DULU tahun 2003, saat aku dan istri baru resmi jadi pasangan rumah tangga, kami punya satu mimpi sederhana punya rumah sendiri, walau tipe 36, tapi itu surga kecil kami. Lokasinya di pinggiran kota, perumahan baru yang aspal jalannya masih malu-malu, kadang tanah, kadang semangat. Waktu itu, hidup kami seperti mie instan cepat, praktis, dan selalu butuh air panas alias perjuangan.
Nah, dari sekian banyak barang yang kami beli untuk rumah pertama itu, kompor dua tungku, karpet tipis motif batik, sampai galon kosong yang jadi meja tamu dadakan ada satu benda yang sampai sekarang tetap terkenang Kotak P3K alias First Aid Box.
Iya, bro, kotak itu bukan cuma sekadar lemari kecil berlogo plus merah.
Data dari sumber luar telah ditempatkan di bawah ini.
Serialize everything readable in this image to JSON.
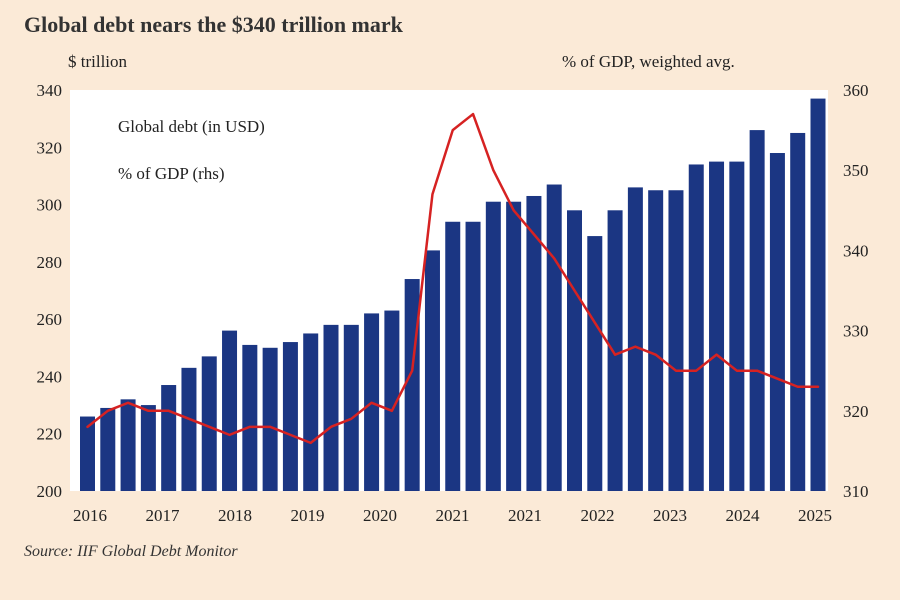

Dia adalah kotak sakti yang isinya lebih berharga dari lemari emas tante-tante sosialita. Isinya lengkap!. Dari perban gulung, kapas steril, betadine, hansaplast, sampai obat gatal buat digigit semut galak di dapur. Bahkan, sempat nyelip juga vitamin expired yang katanya bisa buat stamina, tapi cuma bikin mules.
Dan tau nggak, bro?. Kotak itu udah lama banget nemenin perjalanan hidup kami. Saking lamanya, warna putihnya berubah jadi krem, bukan karena tren monokrom, tapi karena waktu dan debu bersatu dalam ikatan yang lebih kuat dari akad KUA. Tapi justru di situlah nilainya, bukan dari kilau, tapi dari kenangan yang menempel di tiap goresannya.
Setiap luka, dari luka karena masak tumis kangkung yang meledak-ledak, sampai luka batin habis berantem soal siapa yang lupa nutup kulkas, semua disembuhkan oleh isi kotak ini.
Ibarat pepatah “Jangan menilai kotak dari tutupnya, tapi dari seberapa cepat dia bisa bikin luka berhenti berdarah.”
Atau “Lebih baik kehilangan sandal di masjid daripada kehilangan kotak P3K saat anak jatuh dari sepeda”.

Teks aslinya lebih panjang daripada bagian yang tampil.